I thought it was more physically challenging. I had a lot of self doubt, so whatever obstacle was next I thought I wasn’t going to be able to do it physically. I was terrified of the Whites, I was scared coming into Virginia because I knew bigger mountains were coming, I was even scared of the Smokies even though I had hiked 1900 miles! Plus near the end I was experiencing so much fatigue I felt like I couldn’t climb hills anymore.

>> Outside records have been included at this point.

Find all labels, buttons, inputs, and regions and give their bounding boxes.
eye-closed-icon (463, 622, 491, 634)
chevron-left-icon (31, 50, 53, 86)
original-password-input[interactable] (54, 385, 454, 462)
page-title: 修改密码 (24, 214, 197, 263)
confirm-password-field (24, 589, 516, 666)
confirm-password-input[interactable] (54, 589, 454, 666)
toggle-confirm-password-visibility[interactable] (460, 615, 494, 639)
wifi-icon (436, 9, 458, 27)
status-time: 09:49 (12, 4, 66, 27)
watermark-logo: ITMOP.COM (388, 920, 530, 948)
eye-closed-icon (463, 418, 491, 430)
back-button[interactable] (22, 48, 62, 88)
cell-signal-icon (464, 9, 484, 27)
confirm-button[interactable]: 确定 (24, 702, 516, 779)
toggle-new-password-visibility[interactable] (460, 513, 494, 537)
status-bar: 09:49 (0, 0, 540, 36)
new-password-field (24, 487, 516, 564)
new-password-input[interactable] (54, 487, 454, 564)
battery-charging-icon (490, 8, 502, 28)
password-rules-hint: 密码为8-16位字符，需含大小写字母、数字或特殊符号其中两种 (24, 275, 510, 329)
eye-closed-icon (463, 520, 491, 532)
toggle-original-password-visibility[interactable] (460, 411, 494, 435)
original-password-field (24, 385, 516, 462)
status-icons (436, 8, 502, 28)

Any tips for aspiring thru hikers?
I would say don’t push to hard in the beginning. Wait until you get your trail legs so you don’t injure yourself. Don’t try and keep up with people that go to fast or to slow. Do as much as you can, wake up before it’s light out to watch sunrises, go the extra mile to watch sunsets, do side trails to peaks and waterfalls. Don’t rush to much because you’ll miss it when you’re done, a lot. Savor every moment and take every opportunity you can because the trail gives you the chance to do whatever you want and live your life so do as much as you can and enjoy it! Don’t stress so much about not making miles or being behind people!
Do you have any future adventures planned?
Nothing dead-set but I definitely have some trails I’d like to do! I really want to do an endurance hike of the Long Trail, so 273 miles in 10 days or less. I also would really like to hike the PCT in 2018!